If you are a regular CW Sweeps enthusiast, then you already have the first weekend in November marked on your calendar. But what if it has been a while since your last Sweepstakes adventure? Or maybe you are considering a first-time entry this year? Be sure to check out the 2011 ARRL November Sweepstakes Operating Guide. ARRL Contest Branch Manager Sean Kutzko, KX9X, has organized an excellent collection of Sweepstakes information and links in the Operating Guide that will help both newbies and old-timers understand the rules, operating techniques and log submission guidelines.
“You don’t have to have a huge station with large antennas to have fun in Sweepstakes,” Hammel explained. “Maybe you have 100 W and a backyard dipole or vertical. Or perhaps the challenge of a 5 W QRP effort hits your hot button this year. You will be amazed at the number of stations you can work as you trade exchanges all over the continent. If you make at least 100 QSOs, you can order a Participation Pin to recognize your effort. There are Section and Division recognition awards in each category that you might win with a little more time in the chair.”

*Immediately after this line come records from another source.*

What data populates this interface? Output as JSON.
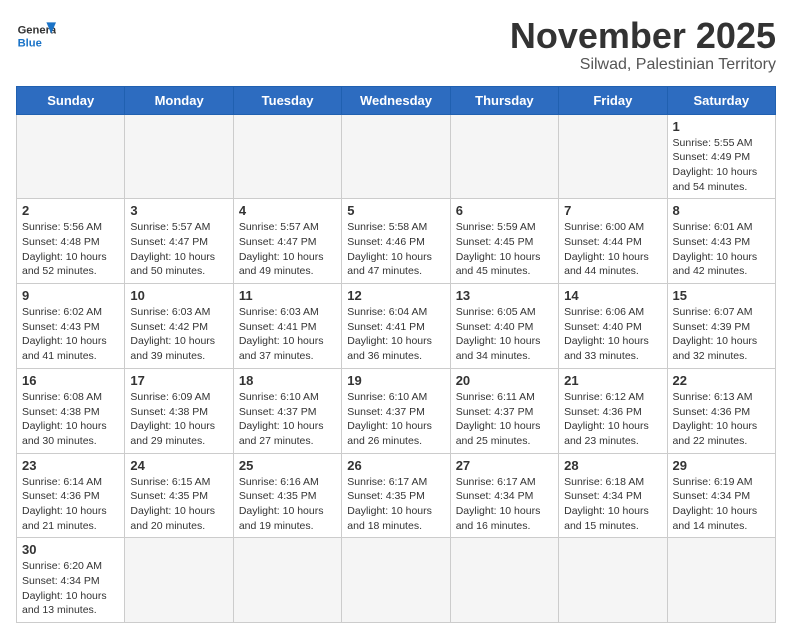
{
  "header": {
    "logo_general": "General",
    "logo_blue": "Blue",
    "month_title": "November 2025",
    "location": "Silwad, Palestinian Territory"
  },
  "days_of_week": [
    "Sunday",
    "Monday",
    "Tuesday",
    "Wednesday",
    "Thursday",
    "Friday",
    "Saturday"
  ],
  "weeks": [
    [
      {
        "day": "",
        "info": ""
      },
      {
        "day": "",
        "info": ""
      },
      {
        "day": "",
        "info": ""
      },
      {
        "day": "",
        "info": ""
      },
      {
        "day": "",
        "info": ""
      },
      {
        "day": "",
        "info": ""
      },
      {
        "day": "1",
        "info": "Sunrise: 5:55 AM\nSunset: 4:49 PM\nDaylight: 10 hours\nand 54 minutes."
      }
    ],
    [
      {
        "day": "2",
        "info": "Sunrise: 5:56 AM\nSunset: 4:48 PM\nDaylight: 10 hours\nand 52 minutes."
      },
      {
        "day": "3",
        "info": "Sunrise: 5:57 AM\nSunset: 4:47 PM\nDaylight: 10 hours\nand 50 minutes."
      },
      {
        "day": "4",
        "info": "Sunrise: 5:57 AM\nSunset: 4:47 PM\nDaylight: 10 hours\nand 49 minutes."
      },
      {
        "day": "5",
        "info": "Sunrise: 5:58 AM\nSunset: 4:46 PM\nDaylight: 10 hours\nand 47 minutes."
      },
      {
        "day": "6",
        "info": "Sunrise: 5:59 AM\nSunset: 4:45 PM\nDaylight: 10 hours\nand 45 minutes."
      },
      {
        "day": "7",
        "info": "Sunrise: 6:00 AM\nSunset: 4:44 PM\nDaylight: 10 hours\nand 44 minutes."
      },
      {
        "day": "8",
        "info": "Sunrise: 6:01 AM\nSunset: 4:43 PM\nDaylight: 10 hours\nand 42 minutes."
      }
    ],
    [
      {
        "day": "9",
        "info": "Sunrise: 6:02 AM\nSunset: 4:43 PM\nDaylight: 10 hours\nand 41 minutes."
      },
      {
        "day": "10",
        "info": "Sunrise: 6:03 AM\nSunset: 4:42 PM\nDaylight: 10 hours\nand 39 minutes."
      },
      {
        "day": "11",
        "info": "Sunrise: 6:03 AM\nSunset: 4:41 PM\nDaylight: 10 hours\nand 37 minutes."
      },
      {
        "day": "12",
        "info": "Sunrise: 6:04 AM\nSunset: 4:41 PM\nDaylight: 10 hours\nand 36 minutes."
      },
      {
        "day": "13",
        "info": "Sunrise: 6:05 AM\nSunset: 4:40 PM\nDaylight: 10 hours\nand 34 minutes."
      },
      {
        "day": "14",
        "info": "Sunrise: 6:06 AM\nSunset: 4:40 PM\nDaylight: 10 hours\nand 33 minutes."
      },
      {
        "day": "15",
        "info": "Sunrise: 6:07 AM\nSunset: 4:39 PM\nDaylight: 10 hours\nand 32 minutes."
      }
    ],
    [
      {
        "day": "16",
        "info": "Sunrise: 6:08 AM\nSunset: 4:38 PM\nDaylight: 10 hours\nand 30 minutes."
      },
      {
        "day": "17",
        "info": "Sunrise: 6:09 AM\nSunset: 4:38 PM\nDaylight: 10 hours\nand 29 minutes."
      },
      {
        "day": "18",
        "info": "Sunrise: 6:10 AM\nSunset: 4:37 PM\nDaylight: 10 hours\nand 27 minutes."
      },
      {
        "day": "19",
        "info": "Sunrise: 6:10 AM\nSunset: 4:37 PM\nDaylight: 10 hours\nand 26 minutes."
      },
      {
        "day": "20",
        "info": "Sunrise: 6:11 AM\nSunset: 4:37 PM\nDaylight: 10 hours\nand 25 minutes."
      },
      {
        "day": "21",
        "info": "Sunrise: 6:12 AM\nSunset: 4:36 PM\nDaylight: 10 hours\nand 23 minutes."
      },
      {
        "day": "22",
        "info": "Sunrise: 6:13 AM\nSunset: 4:36 PM\nDaylight: 10 hours\nand 22 minutes."
      }
    ],
    [
      {
        "day": "23",
        "info": "Sunrise: 6:14 AM\nSunset: 4:36 PM\nDaylight: 10 hours\nand 21 minutes."
      },
      {
        "day": "24",
        "info": "Sunrise: 6:15 AM\nSunset: 4:35 PM\nDaylight: 10 hours\nand 20 minutes."
      },
      {
        "day": "25",
        "info": "Sunrise: 6:16 AM\nSunset: 4:35 PM\nDaylight: 10 hours\nand 19 minutes."
      },
      {
        "day": "26",
        "info": "Sunrise: 6:17 AM\nSunset: 4:35 PM\nDaylight: 10 hours\nand 18 minutes."
      },
      {
        "day": "27",
        "info": "Sunrise: 6:17 AM\nSunset: 4:34 PM\nDaylight: 10 hours\nand 16 minutes."
      },
      {
        "day": "28",
        "info": "Sunrise: 6:18 AM\nSunset: 4:34 PM\nDaylight: 10 hours\nand 15 minutes."
      },
      {
        "day": "29",
        "info": "Sunrise: 6:19 AM\nSunset: 4:34 PM\nDaylight: 10 hours\nand 14 minutes."
      }
    ],
    [
      {
        "day": "30",
        "info": "Sunrise: 6:20 AM\nSunset: 4:34 PM\nDaylight: 10 hours\nand 13 minutes."
      },
      {
        "day": "",
        "info": ""
      },
      {
        "day": "",
        "info": ""
      },
      {
        "day": "",
        "info": ""
      },
      {
        "day": "",
        "info": ""
      },
      {
        "day": "",
        "info": ""
      },
      {
        "day": "",
        "info": ""
      }
    ]
  ]
}
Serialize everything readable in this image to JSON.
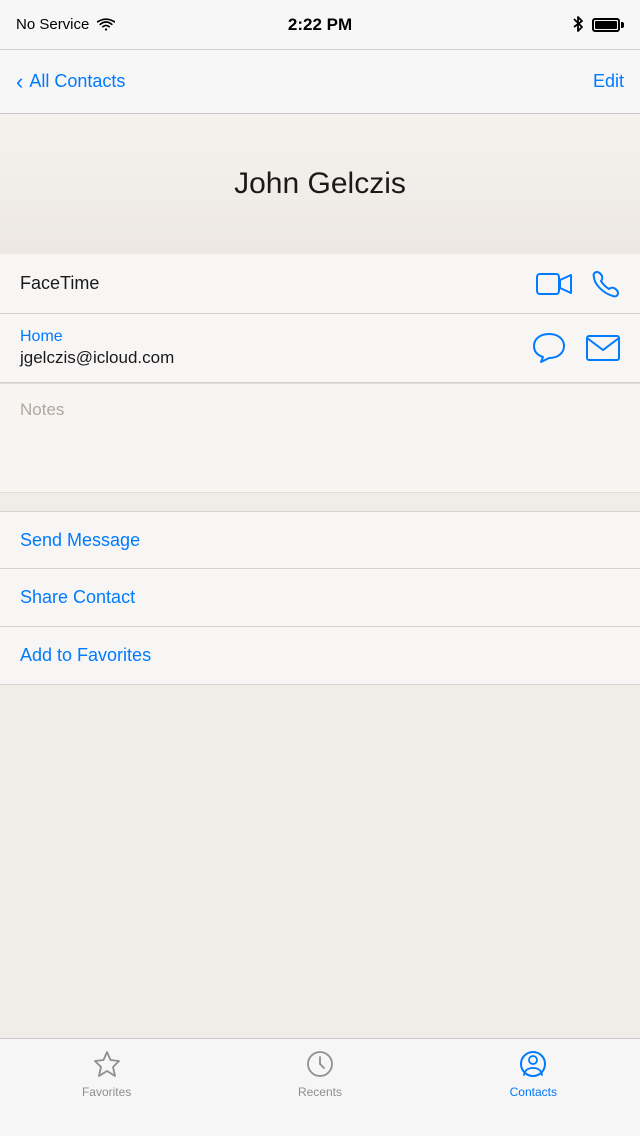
{
  "statusBar": {
    "carrier": "No Service",
    "time": "2:22 PM",
    "wifi": true,
    "bluetooth": true,
    "battery": 100
  },
  "navBar": {
    "backLabel": "All Contacts",
    "editLabel": "Edit"
  },
  "contact": {
    "name": "John Gelczis",
    "email_label": "Home",
    "email": "jgelczis@icloud.com",
    "facetime_label": "FaceTime",
    "notes_placeholder": "Notes"
  },
  "actions": {
    "sendMessage": "Send Message",
    "shareContact": "Share Contact",
    "addToFavorites": "Add to Favorites"
  },
  "tabBar": {
    "favorites": "Favorites",
    "recents": "Recents",
    "contacts": "Contacts",
    "activeTab": "contacts"
  }
}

A favorite quest during Sweepstakes every year is to try to earn a “Clean Sweep” by working at least one station in all 80 ARRL/RAC Sections. Reach this elite level and you can receive a highly desired Clean Sweep mug for your accomplishment!

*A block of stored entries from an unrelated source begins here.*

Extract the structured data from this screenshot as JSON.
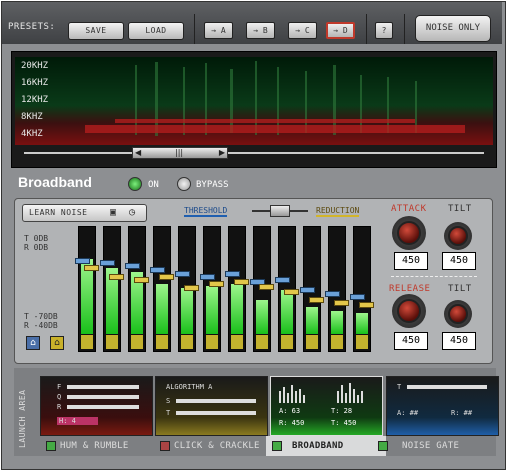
{
  "toolbar": {
    "presets_label": "PRESETS:",
    "save_label": "SAVE",
    "load_label": "LOAD",
    "presets": [
      {
        "label": "→ A",
        "active": false
      },
      {
        "label": "→ B",
        "active": false
      },
      {
        "label": "→ C",
        "active": false
      },
      {
        "label": "→ D",
        "active": true
      }
    ],
    "help_label": "?",
    "noise_only_label": "NOISE ONLY"
  },
  "spectrogram": {
    "freq_labels": [
      "20KHZ",
      "16KHZ",
      "12KHZ",
      "8KHZ",
      "4KHZ"
    ]
  },
  "broadband": {
    "title": "Broadband",
    "on_label": "ON",
    "bypass_label": "BYPASS",
    "learn_label": "LEARN NOISE",
    "threshold_label": "THRESHOLD",
    "reduction_label": "REDUCTION",
    "top_t": "T    0DB",
    "top_r": "R    0DB",
    "bot_t": "T  -70DB",
    "bot_r": "R  -40DB",
    "bands": [
      {
        "level": 0.72,
        "t": 0.7,
        "r": 0.63
      },
      {
        "level": 0.63,
        "t": 0.68,
        "r": 0.55
      },
      {
        "level": 0.6,
        "t": 0.65,
        "r": 0.52
      },
      {
        "level": 0.48,
        "t": 0.62,
        "r": 0.55
      },
      {
        "level": 0.44,
        "t": 0.58,
        "r": 0.44
      },
      {
        "level": 0.46,
        "t": 0.55,
        "r": 0.48
      },
      {
        "level": 0.48,
        "t": 0.58,
        "r": 0.5
      },
      {
        "level": 0.33,
        "t": 0.5,
        "r": 0.45
      },
      {
        "level": 0.42,
        "t": 0.52,
        "r": 0.4
      },
      {
        "level": 0.26,
        "t": 0.42,
        "r": 0.33
      },
      {
        "level": 0.22,
        "t": 0.38,
        "r": 0.3
      },
      {
        "level": 0.2,
        "t": 0.36,
        "r": 0.28
      }
    ],
    "attack_label": "ATTACK",
    "attack_value": "450",
    "tilt1_label": "TILT",
    "tilt1_value": "450",
    "release_label": "RELEASE",
    "release_value": "450",
    "tilt2_label": "TILT",
    "tilt2_value": "450"
  },
  "launch": {
    "label": "LAUNCH AREA",
    "modules": [
      {
        "name": "HUM & RUMBLE",
        "lines": [
          "F",
          "Q",
          "R",
          "H: 4"
        ]
      },
      {
        "name": "CLICK & CRACKLE",
        "lines": [
          "ALGORITHM A",
          "S",
          "T"
        ]
      },
      {
        "name": "BROADBAND",
        "lines": [
          "A: 63",
          "T: 28",
          "R: 450",
          "T: 450"
        ]
      },
      {
        "name": "NOISE GATE",
        "lines": [
          "T",
          "A: ##",
          "R: ##"
        ]
      }
    ]
  }
}
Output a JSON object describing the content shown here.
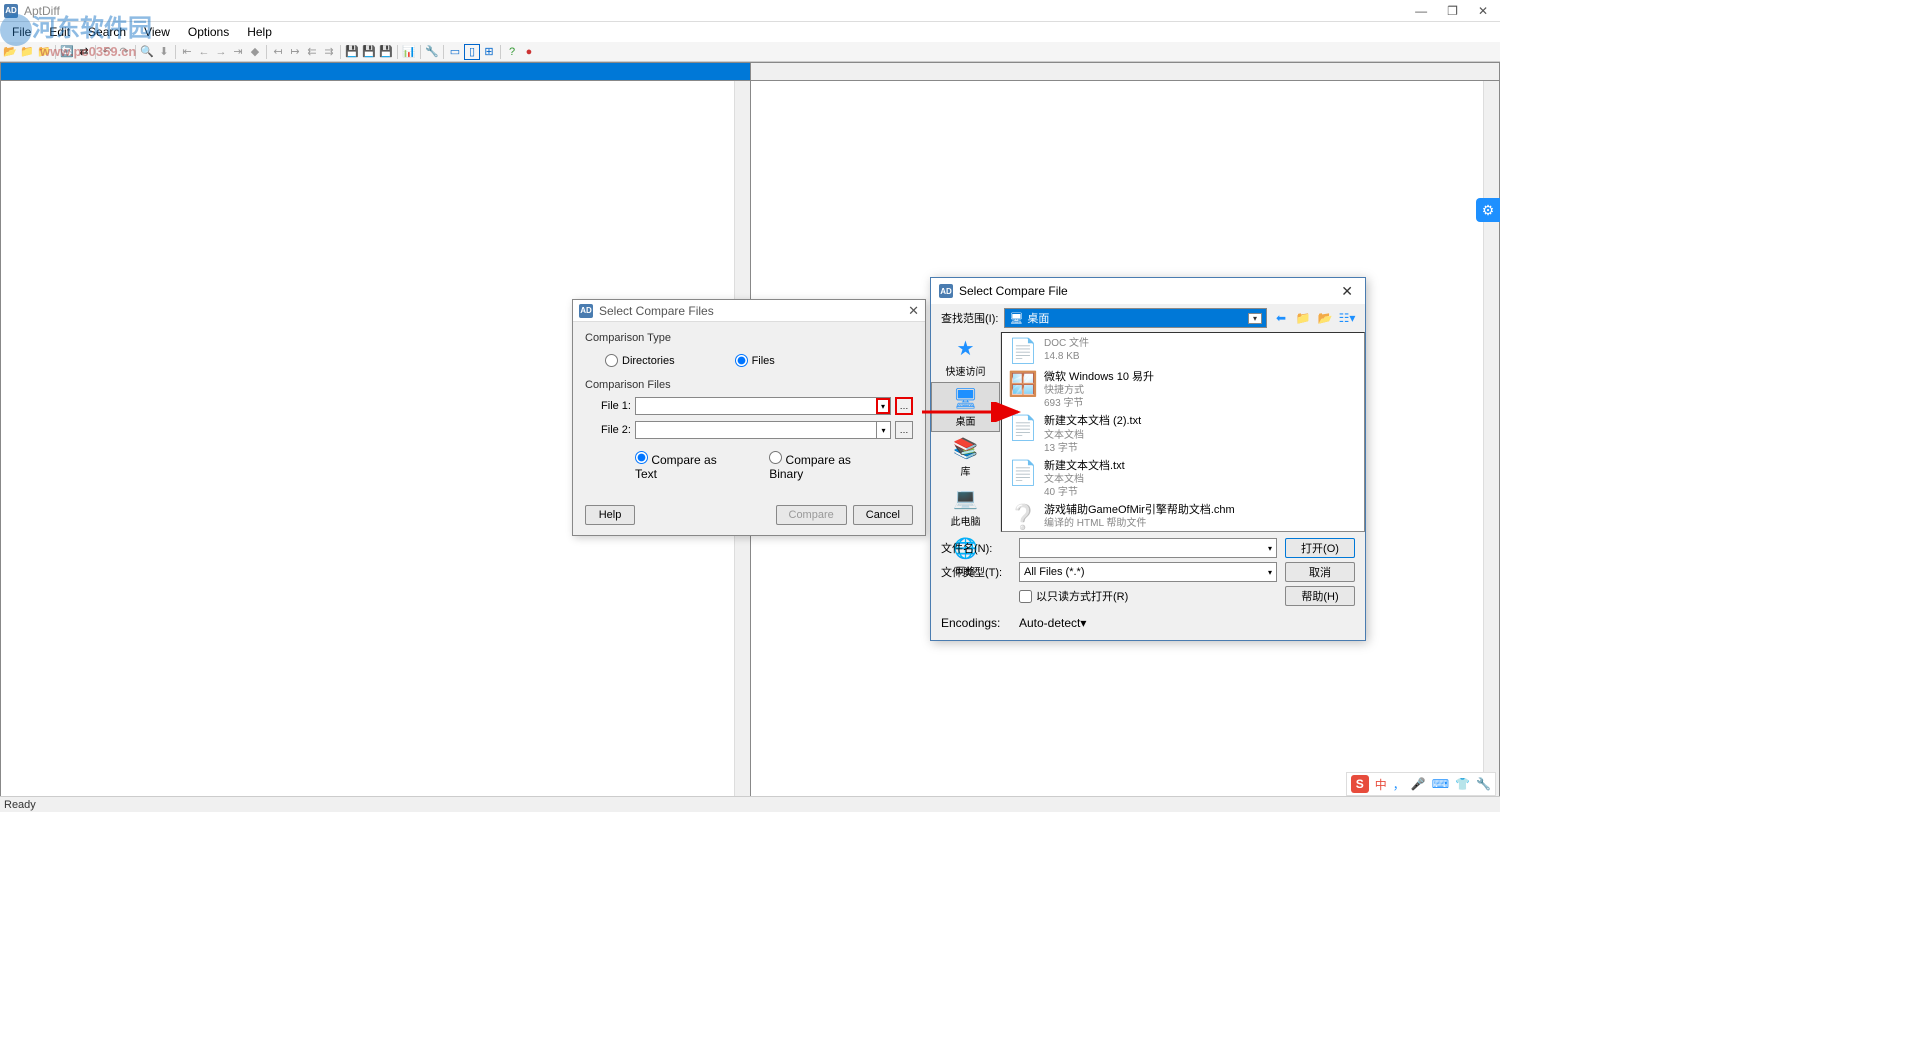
{
  "app": {
    "title": "AptDiff"
  },
  "window_controls": {
    "min": "—",
    "max": "❐",
    "close": "✕"
  },
  "menu": {
    "file": "File",
    "edit": "Edit",
    "search": "Search",
    "view": "View",
    "options": "Options",
    "help": "Help"
  },
  "watermark": {
    "text": "河东软件园",
    "url": "www.pc0359.cn"
  },
  "status": {
    "text": "Ready"
  },
  "dialog1": {
    "title": "Select Compare Files",
    "group1": "Comparison Type",
    "radio_dirs": "Directories",
    "radio_files": "Files",
    "group2": "Comparison Files",
    "file1_label": "File 1:",
    "file2_label": "File 2:",
    "radio_text": "Compare as Text",
    "radio_binary": "Compare as Binary",
    "help": "Help",
    "compare": "Compare",
    "cancel": "Cancel"
  },
  "dialog2": {
    "title": "Select Compare File",
    "look_in_label": "查找范围(I):",
    "look_in_value": "桌面",
    "side": {
      "quick": "快速访问",
      "desktop": "桌面",
      "lib": "库",
      "pc": "此电脑",
      "net": "网络"
    },
    "files": [
      {
        "name": "",
        "sub1": "DOC 文件",
        "sub2": "14.8 KB",
        "icon": "📄"
      },
      {
        "name": "微软 Windows 10 易升",
        "sub1": "快捷方式",
        "sub2": "693 字节",
        "icon": "🪟"
      },
      {
        "name": "新建文本文档 (2).txt",
        "sub1": "文本文档",
        "sub2": "13 字节",
        "icon": "📄"
      },
      {
        "name": "新建文本文档.txt",
        "sub1": "文本文档",
        "sub2": "40 字节",
        "icon": "📄"
      },
      {
        "name": "游戏辅助GameOfMir引擎帮助文档.chm",
        "sub1": "编译的 HTML 帮助文件",
        "sub2": "",
        "icon": "❔"
      }
    ],
    "filename_label": "文件名(N):",
    "filetype_label": "文件类型(T):",
    "filetype_value": "All Files (*.*)",
    "readonly": "以只读方式打开(R)",
    "enc_label": "Encodings:",
    "enc_value": "Auto-detect",
    "open": "打开(O)",
    "cancel": "取消",
    "help": "帮助(H)"
  },
  "ime": {
    "mode": "中",
    "sep": "，"
  }
}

Something New (and Somewhat New) for 2011
There are some new categories of competition this year. Beginning with the 2011 Sweepstakes, the Single Operator Unlimited (U) and Multioperator (M) categories have been split into High Power and Low Power. Entrants still send the “U” or “M” precedence as part of the contest exchange, but those stations can now compete with others in a comparable power category. See the rules for more information. New categories will create a lot of new records up for grabs -- maybe your call will be added to the list this year.

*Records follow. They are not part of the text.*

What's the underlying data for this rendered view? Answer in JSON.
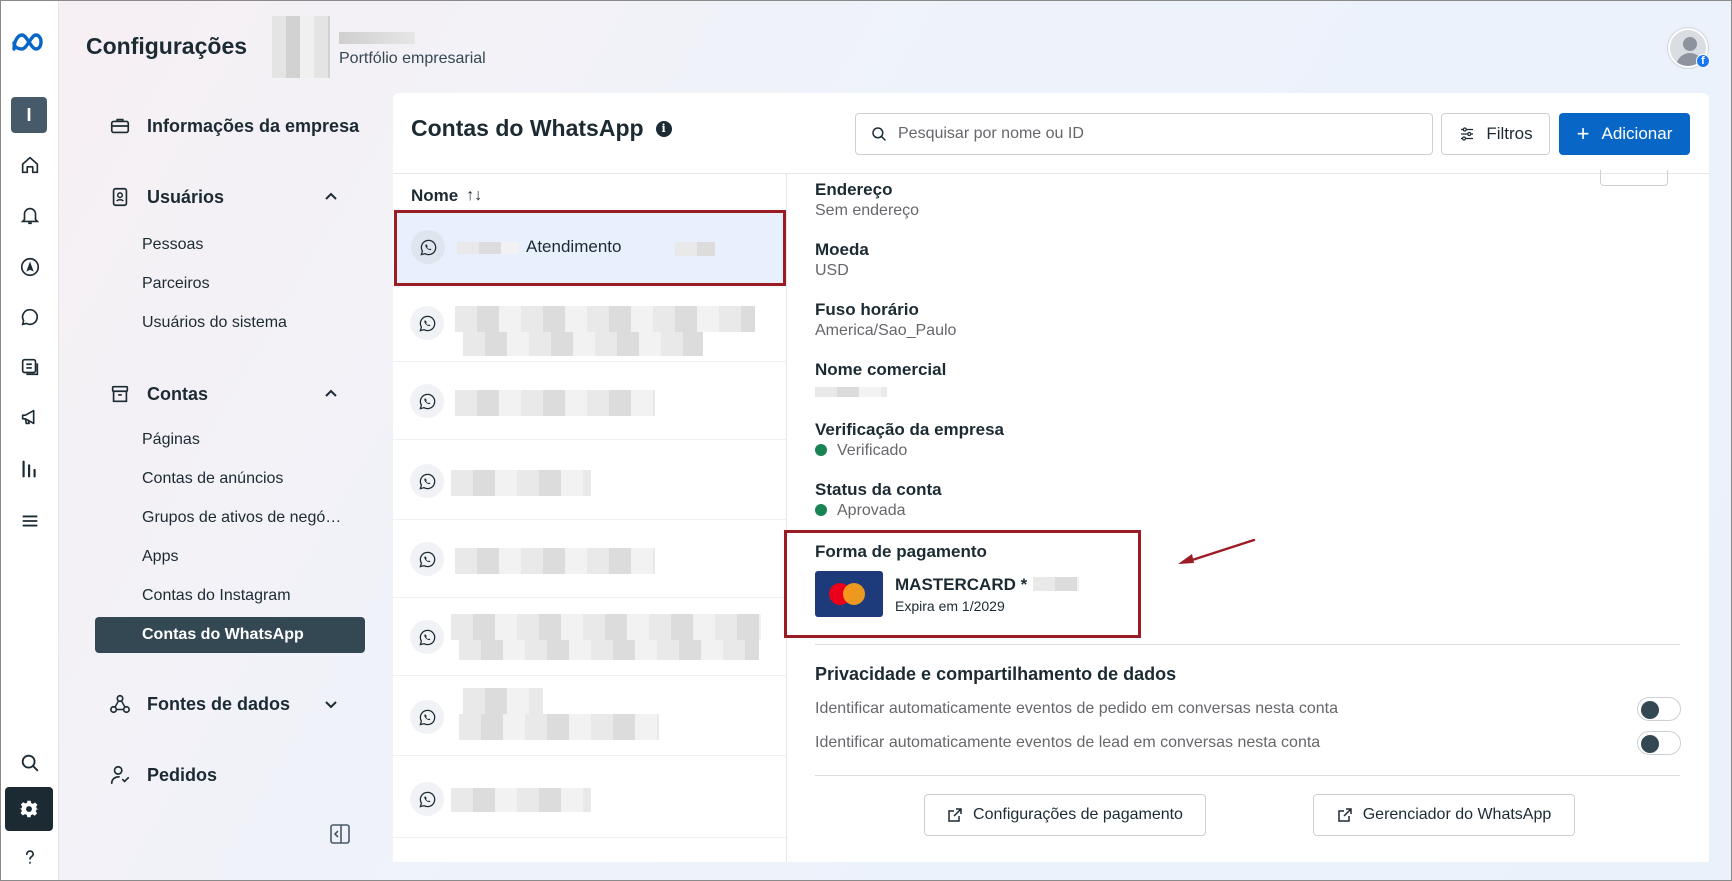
{
  "header": {
    "title": "Configurações",
    "portfolio_subtitle": "Portfólio empresarial"
  },
  "rail": {
    "avatar_letter": "I"
  },
  "sidebar": {
    "company_info": "Informações da empresa",
    "users": {
      "label": "Usuários",
      "items": [
        "Pessoas",
        "Parceiros",
        "Usuários do sistema"
      ]
    },
    "accounts": {
      "label": "Contas",
      "items": [
        "Páginas",
        "Contas de anúncios",
        "Grupos de ativos de negó…",
        "Apps",
        "Contas do Instagram",
        "Contas do WhatsApp"
      ],
      "active": "Contas do WhatsApp"
    },
    "data_sources": "Fontes de dados",
    "orders": "Pedidos"
  },
  "panel": {
    "title": "Contas do WhatsApp",
    "search_placeholder": "Pesquisar por nome ou ID",
    "filter_label": "Filtros",
    "add_label": "Adicionar",
    "list_header": "Nome",
    "sort_glyph": "↑↓",
    "selected_account": "Atendimento"
  },
  "details": {
    "address_label": "Endereço",
    "address_value": "Sem endereço",
    "currency_label": "Moeda",
    "currency_value": "USD",
    "timezone_label": "Fuso horário",
    "timezone_value": "America/Sao_Paulo",
    "trade_name_label": "Nome comercial",
    "verification_label": "Verificação da empresa",
    "verification_value": "Verificado",
    "account_status_label": "Status da conta",
    "account_status_value": "Aprovada",
    "payment_label": "Forma de pagamento",
    "card_name": "MASTERCARD *",
    "card_expiry": "Expira em 1/2029",
    "privacy_title": "Privacidade e compartilhamento de dados",
    "toggle_orders": "Identificar automaticamente eventos de pedido em conversas nesta conta",
    "toggle_leads": "Identificar automaticamente eventos de lead em conversas nesta conta",
    "payment_settings_btn": "Configurações de pagamento",
    "whatsapp_manager_btn": "Gerenciador do WhatsApp"
  },
  "colors": {
    "primary": "#0866c6",
    "sidebar_active": "#344854",
    "status_green": "#188454",
    "highlight_red": "#9b1c24"
  }
}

Another change (implemented in 2010) allows alumni to participate in the School Club category when operating from the established school station along with current student members. Maybe your school would like to join the other “S” stations enjoying a break from studies with a Sweepstakes entry? There are many records available to be set in the School Club category, and the Collegiate Championship features head-to-head competition between schools, too.
Tips, Tricks and Techniques for ARRL Sweepstakes
If you are new (or just a bit rusty) with CW Sweepstakes, Hammel offered six things that you can do to improve your enjoyment and your score:
- Refresh your knowledge of the 80 ARRL/RAC Sections and their abbreviations. There are some tricky ones: Los Angeles (LAX) vs Louisiana (LA), Orange County (ORG) vs Oregon (OR), San Diego County (SDG) vs South Dakota (SD) and others. You can’t depend on the call sign alone to identify where stations are located -- they might be from almost anywhere!
- Operate at a code speed that is comfortable for you. Stations want your contact and most will try to match your speed. If you still can’t copy the exchange, then ask them to QRS (send slower).
- It is easy to get lulled into a search-and-pounce routine, which is a good technique to make QSOs and find some new Sections. But don’t be afraid to call CQ, too! Your score will increase a lot faster when the Sections come to you. Tune around for a clear frequency on the high end of the band, rather than slugging it out on the low end. If one frequency doesn’t produce many contacts, slide up or down a few kilohertz to a clear spot and try again. Or jump to another active band and test the waters there. Keep your CQ short [CQ SS W1AW W1AW] and repeat as needed. Someone will hear you!
- Activity in Sweepstakes is always highest on Saturday. But many folks can’t operate full time, and they need to budget their on-the-air time during the contest. If this is your situation, you might try to be on during Sunday afternoon or evening. As a new station on the band, you will generate a lot of interest -- and callers -- when you call CQ SS during this typically slower period.
- Try to copy the exchange information as accurately as you can. Then after the contest, send in your log! Your Cabrillo log will really help the overall log checking process, and you might just come away with a category record or other recognition for your effort. You can use WA7BNM’s online web page to submit your log information in the right format.
- Finally, don’t forget about 10 meters! The 28 MHz band has been sluggish for a number of years, but recent improvements in solar conditions might really bring some life and activity to the band. Even the most modest stations can do extremely well on 10 meters.
Please join the many CW ops all across the continent in sharing the tradition and fun of November CW Sweepstakes -- 2011 style!
ICOM is the Principal Awards Sponsor for the ARRL November CW Sweepstakes. The CW running of Sweepstakes runs from 2100 UTC Saturday, November 5 through 0259 UTC Monday, November 7. Complete rules and forms can be found online. Electronic logs should be submitted via e-mail; paper logs can be sent to ARRL November SS CW Contest, 225 Main St, Newington, CT 06111. Paper logs must be postmarked no later than 0300 UTC Tuesday, November 22, 2011.